On retrouvera ainsi cette voix si caractéristique de Carey Mercer entre chant et prêche. Cependant, d’un point de vue orchestral, le groupe s’est enrichi de plusieurs autres instruments qui apportent une richesse harmonique au niveau des compositions et empêche toute aridité et lassitude au cours de l’écoute de cet album.

« Two Girls One for Heaven and the Other One for Rome », titre long et extrêmement énigmatique, est une bonne introduction. Les rythmiques minimalistes et tribales propres à Frog Eyes sont toujours bien présentes avec cette fois un saxophone en guise d’invité. Ce titre est très accrocheur et ferait un excellent single. « Joe with the Jam », qui nous permet d’entendre le titre de l’album au détour d’un couplet, est porté par des instruments à cordes omniprésents. « The Beat is Down » est également bien écrit et le simple chant nous captive rythmiquement et mélodiquement parlant. « Death’s Ship » ne laissait pas présager une certaine joie dans la manière de mener ce morceau. On pense parfois à Bruce Springsteen dans les intonations de Carey Mercer. Sans vouloir systématiquement suivre un plan couplet/refrain prédéfini, l’écoute est automatiquement attentive car on sent que l’on a quelque chose à nous dire.
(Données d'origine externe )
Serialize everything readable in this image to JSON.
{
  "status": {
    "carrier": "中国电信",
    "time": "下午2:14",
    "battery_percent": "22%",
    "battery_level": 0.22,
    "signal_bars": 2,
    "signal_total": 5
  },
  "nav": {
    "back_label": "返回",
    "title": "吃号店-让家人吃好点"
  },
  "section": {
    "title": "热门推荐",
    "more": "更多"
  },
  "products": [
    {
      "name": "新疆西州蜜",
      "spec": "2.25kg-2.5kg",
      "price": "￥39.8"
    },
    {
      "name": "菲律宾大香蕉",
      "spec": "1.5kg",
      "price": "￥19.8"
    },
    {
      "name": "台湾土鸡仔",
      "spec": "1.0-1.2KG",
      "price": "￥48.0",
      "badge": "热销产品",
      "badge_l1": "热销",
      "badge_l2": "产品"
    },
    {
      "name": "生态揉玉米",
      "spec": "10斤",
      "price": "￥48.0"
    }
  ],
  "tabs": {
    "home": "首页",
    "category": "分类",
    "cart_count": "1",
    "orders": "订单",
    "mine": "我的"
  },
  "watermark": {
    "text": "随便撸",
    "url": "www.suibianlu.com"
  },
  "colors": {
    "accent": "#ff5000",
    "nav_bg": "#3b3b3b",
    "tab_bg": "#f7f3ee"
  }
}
« The Demon Runner » captive dès son introduction avec ce clavier entêtant et ces cordes qui apparaissent par intermittence pour finalement épouser la mélodie du morceau. Le final est tout simplement excellent. Un gimmick imparable qui ne vous quitte plus. Une vraie réussite !!! « Rejoinders in a storm » est plus oppressant. Le rôle des claviers et des cordes est d’une importance primordiale et ce morceau en est la preuve. Très pop dans son refrain, ce morceau devrait plaire à beaucoup d’auditeurs. « In a Hut » est également dans la même veine. Lignes mélodiques entre piano et cordes s’entrecroisent pour créer un filet sonore qui vous prend et vous retient jusqu’à la fin révélant parfois le versant folk de Frog Eyes. « Crystal Blip » est très entraînant, très dansant et sonne très années 60-70 avec notamment une ligne de basse chantante qui pourrait correspondre aux chœurs. « I ain’t around much » présente une mise en place plus longue pour un final plus percutant. « Rip Down The Fences That Fence The Garden » clôt cet album en beauté tant d’un point de vue mélodique que rythmique.

Finalement, avec cette capacité à se renouveler tout en conservant sa touche personnelle passée, ce nouvel album de Frog Eyes se révèle être une réelle réussite à tous les niveaux grâce notamment aux cordes et aux claviers qui apportent beaucoup dans la composition et la manière de mettre en valeur la voix de Mercer.